Zou Xueqing, Wang Yongmei, Luan Mingyuan, Zhang Yizheng
Department of Anesthesiology, The Affiliated Hospital of Qingdao University, Qingdao, Shandong, China.
Department of Pathology and Neuropathology, University Hospital and Comprehensive Cancer Center Tübingen, Tübingen, Germany.
Front Pharmacol. 2025 May 22;16:1605162. doi: 10.3389/fphar.2025.1605162. eCollection 2025.
Hepatocellular carcinoma is a highly aggressive and heterogeneous malignancy with limited understanding of its heterogeneity.
In this study, we applied ten multi-omics classification algorithms to identify three distinct molecular subtypes of HCC (C1-C3). To further explore the immune microenvironment of these molecular subtypes, we leveraged single-cell transcriptomic data and employed CIBERSORTx to deconvolute their immune landscape.
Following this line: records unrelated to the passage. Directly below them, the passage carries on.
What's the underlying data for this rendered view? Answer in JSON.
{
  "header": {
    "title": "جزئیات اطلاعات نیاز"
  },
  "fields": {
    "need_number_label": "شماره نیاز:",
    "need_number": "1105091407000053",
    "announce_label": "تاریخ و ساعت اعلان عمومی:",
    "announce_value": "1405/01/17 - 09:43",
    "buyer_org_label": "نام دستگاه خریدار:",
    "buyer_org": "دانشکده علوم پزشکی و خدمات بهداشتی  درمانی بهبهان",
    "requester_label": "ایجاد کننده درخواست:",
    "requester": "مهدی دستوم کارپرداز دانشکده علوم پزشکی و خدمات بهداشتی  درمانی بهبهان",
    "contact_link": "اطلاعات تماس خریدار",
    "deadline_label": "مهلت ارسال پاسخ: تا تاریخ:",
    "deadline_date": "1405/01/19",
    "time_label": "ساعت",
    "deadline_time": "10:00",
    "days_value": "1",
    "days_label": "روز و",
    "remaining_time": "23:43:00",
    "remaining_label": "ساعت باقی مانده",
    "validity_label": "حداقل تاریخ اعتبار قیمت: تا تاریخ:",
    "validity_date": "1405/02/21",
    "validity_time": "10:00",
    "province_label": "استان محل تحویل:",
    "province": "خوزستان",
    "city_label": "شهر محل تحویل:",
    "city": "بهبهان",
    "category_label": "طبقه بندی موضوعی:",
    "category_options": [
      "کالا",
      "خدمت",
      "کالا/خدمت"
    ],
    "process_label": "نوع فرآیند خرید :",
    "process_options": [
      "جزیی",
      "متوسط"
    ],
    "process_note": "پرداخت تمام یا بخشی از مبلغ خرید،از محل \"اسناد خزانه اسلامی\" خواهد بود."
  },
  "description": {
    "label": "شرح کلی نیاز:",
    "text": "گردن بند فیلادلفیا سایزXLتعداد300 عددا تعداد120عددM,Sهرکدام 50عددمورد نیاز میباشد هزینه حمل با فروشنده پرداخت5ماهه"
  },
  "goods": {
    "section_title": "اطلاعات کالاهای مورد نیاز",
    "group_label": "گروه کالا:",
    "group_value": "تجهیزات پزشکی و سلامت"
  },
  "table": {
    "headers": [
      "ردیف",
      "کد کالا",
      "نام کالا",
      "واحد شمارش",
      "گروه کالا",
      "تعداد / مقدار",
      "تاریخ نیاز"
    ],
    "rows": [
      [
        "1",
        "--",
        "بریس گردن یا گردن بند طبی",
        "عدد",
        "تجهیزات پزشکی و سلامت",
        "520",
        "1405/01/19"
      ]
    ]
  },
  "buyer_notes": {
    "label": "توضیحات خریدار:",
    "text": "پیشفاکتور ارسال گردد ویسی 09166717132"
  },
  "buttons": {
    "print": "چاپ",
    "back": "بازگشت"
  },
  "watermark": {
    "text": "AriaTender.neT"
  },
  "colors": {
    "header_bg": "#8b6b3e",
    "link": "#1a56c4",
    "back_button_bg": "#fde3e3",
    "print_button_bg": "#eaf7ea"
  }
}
Among them, C3 exhibited the worst prognosis, whereas C1 and C2 were associated with relatively better clinical outcomes. Patients in the C3 group exhibited a high burden of copy number variations, mutation load, and methylation silencing. Our results revealed that compared to C1 and C2, C3 had a lower proportion of hepatocytes but a higher proportion of cholangiocytes and macrophages. Through analyses of hepatocyte, cholangiocyte, and macrophage subpopulations, we characterized their functional states, spatial distribution preferences, evolutionary relationships, and transcriptional regulatory networks, ultimately identifying cell subpopulations significantly associated with patient survival. Furthermore, we identified key ligand-receptor interactions, such as APOA1-TREM2 and APOA2-TREM2 in hepatocyte-macrophage crosstalk, and VTN-PLAUR in cholangiocyte-macrophage communication.
Finally, we employed machine learning methods to construct a prognostic model for HCC patients and identified novel potential compounds for high risk patients. In summary, our novel multi-omics classification of HCC provides valuable insights into tumor heterogeneity and prognosis, offering potential clinical applications for precision oncology.
肝细胞癌是一种侵袭性很强且具有异质性的恶性肿瘤,人们对其异质性的了解有限。
在本研究中,我们应用了十种多组学分类算法来识别肝细胞癌的三种不同分子亚型(C1 - C3)。为了进一步探索这些分子亚型的免疫微环境,我们利用单细胞转录组数据并采用CIBERSORTx对其免疫格局进行解卷积分析。
其中,C3表现出最差的预后,而C1和C2与相对较好的临床结果相关。C3组患者的拷贝数变异、突变负荷和甲基化沉默负担较高。我们的结果显示,与C1和C2相比,C3的肝细胞比例较低,但胆管细胞和巨噬细胞比例较高。通过对肝细胞、胆管细胞和巨噬细胞亚群的分析,我们表征了它们的功能状态、空间分布偏好、进化关系和转录调控网络,最终确定了与患者生存显著相关的细胞亚群。此外,我们还确定了关键的配体 - 受体相互作用,例如肝细胞 - 巨噬细胞相互作用中的APOA1 - TREM2和APOA2 - TREM2,以及胆管细胞 - 巨噬细胞通讯中的VTN - PLAUR。
最后,我们采用机器学习方法构建了肝细胞癌患者的预后模型,并为高危患者确定了新的潜在化合物。总之,我们对肝细胞癌进行的新型多组学分类为肿瘤异质性和预后提供了有价值的见解,为精准肿瘤学提供了潜在的临床应用。